WTO prevents developing countries from defending themselves
The surpluses of corn, soybeans, wheat, and cotton don't stay in the United States. Neither does the harm. The U.S. is still the world's largest agricultural exporter, and it is once again exporting those surplus crops at prices below what it cost to produce them - one definition of "dumping" at the WTO.
According to new research from the Institute for Agriculture and Trade Policy (IATP), in 2015 the United States exported corn at 12% below what it cost to produce it. "Dumping margins" were significant for other crops as well: 10% for soybeans, 2% for rice, 32% for wheat, and 23% for cotton.
U.S. exports often set international prices, meaning that farmers in other countries get less for their crops. I estimated that such U.S. dumping from 1997-2005 cost Mexican farmers some $13 billion in lost revenues as below-cost imports pushed down domestic prices.
The World Trade Organization is supposed to prevent unfair trade practices such as dumping. But on the eve of the Buenos Aires ministerial conference the WTO sits poised to take no action on long-standing developing country proposals that would allow them to defend themselves against dumping.
Since 2013, the United States has objected to India's program of paying support prices to grain farmers and using the food stocks to feed the poor. It is far and away the most ambitious anti-hunger effort in the world, promising to reduce hunger for more than 600 million people in India while improving the lives of small-scale farmers by paying them a decent and stable price. With no sense of irony or shame, the U.S. accused India of unfairly subsidizing its farmers, using arcane WTO rules that dramatically exaggerate the estimate of the subsidy portion of the support price.

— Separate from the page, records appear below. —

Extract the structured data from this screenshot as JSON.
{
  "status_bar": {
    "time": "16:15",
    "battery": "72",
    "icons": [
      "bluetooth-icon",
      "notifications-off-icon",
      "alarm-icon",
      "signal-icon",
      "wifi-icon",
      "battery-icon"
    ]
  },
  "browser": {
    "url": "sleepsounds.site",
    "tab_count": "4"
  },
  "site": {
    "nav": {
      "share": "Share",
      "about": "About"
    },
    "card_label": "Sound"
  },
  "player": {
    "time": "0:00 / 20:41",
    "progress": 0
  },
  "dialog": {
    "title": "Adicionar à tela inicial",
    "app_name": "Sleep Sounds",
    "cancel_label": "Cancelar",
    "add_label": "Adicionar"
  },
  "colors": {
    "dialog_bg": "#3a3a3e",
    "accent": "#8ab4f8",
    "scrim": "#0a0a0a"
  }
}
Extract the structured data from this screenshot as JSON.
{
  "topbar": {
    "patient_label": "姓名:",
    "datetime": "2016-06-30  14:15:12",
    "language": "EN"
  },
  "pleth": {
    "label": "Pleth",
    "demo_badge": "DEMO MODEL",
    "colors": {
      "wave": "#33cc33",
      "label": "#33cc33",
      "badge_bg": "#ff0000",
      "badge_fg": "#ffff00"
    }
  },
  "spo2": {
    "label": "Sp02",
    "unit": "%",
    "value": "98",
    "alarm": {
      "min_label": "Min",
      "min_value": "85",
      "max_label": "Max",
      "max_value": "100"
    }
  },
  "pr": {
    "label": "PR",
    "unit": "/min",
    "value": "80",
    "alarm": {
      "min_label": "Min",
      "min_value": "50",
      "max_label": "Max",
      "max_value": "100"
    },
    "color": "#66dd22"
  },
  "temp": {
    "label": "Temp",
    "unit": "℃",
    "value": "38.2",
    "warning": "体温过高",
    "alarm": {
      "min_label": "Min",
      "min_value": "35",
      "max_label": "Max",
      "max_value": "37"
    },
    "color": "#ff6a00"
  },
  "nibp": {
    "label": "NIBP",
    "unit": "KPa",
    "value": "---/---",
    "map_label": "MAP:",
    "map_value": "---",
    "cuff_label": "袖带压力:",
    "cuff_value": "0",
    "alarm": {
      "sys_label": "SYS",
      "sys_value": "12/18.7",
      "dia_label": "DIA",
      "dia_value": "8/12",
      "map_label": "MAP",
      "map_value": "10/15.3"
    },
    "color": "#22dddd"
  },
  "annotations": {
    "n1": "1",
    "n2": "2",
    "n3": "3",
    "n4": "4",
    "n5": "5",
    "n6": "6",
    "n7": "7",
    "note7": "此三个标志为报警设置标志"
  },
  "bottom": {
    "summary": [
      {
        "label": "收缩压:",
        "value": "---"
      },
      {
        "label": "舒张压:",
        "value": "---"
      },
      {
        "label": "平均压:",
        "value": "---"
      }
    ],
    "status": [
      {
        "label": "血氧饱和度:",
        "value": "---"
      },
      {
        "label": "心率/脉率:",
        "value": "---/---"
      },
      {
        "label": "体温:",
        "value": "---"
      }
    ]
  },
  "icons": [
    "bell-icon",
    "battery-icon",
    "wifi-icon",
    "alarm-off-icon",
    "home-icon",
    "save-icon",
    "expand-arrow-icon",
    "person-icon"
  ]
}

The conflict has dragged on, but a resolution was mandated for the 2017 WTO agenda. Don't count on it.
Also off the table are developing country proposals for a "Special Safeguard Mechanism" to allow developing countries to do what rich countries are already allowed to do - take protective measures to insulate domestic producers from sudden import surges that disrupt local markets.
Most egregious is continued inaction on the dumping of U.S. cotton, which was found illegal under existing WTO rules. The WTO in 2005 promised "expedited action" to remedy the problem, and still, 12 years later, little has been done. U.S. officials have ruled out further discussions or action on cotton in Buenos Aires despite continued dumping.
U.S. and global farmers need action, or low prices and dumped crops will drive even more into hunger and poverty. As a stark reminder, the same week Reuters reported on the global grain glut the U.N. Food and Agriculture Organization announced that despite the grain surpluses there had been a 5% increase in the number of the world's chronically hungry in 2016, to more than 800 million.
Many of those millions are poor farmers. They need fair prices.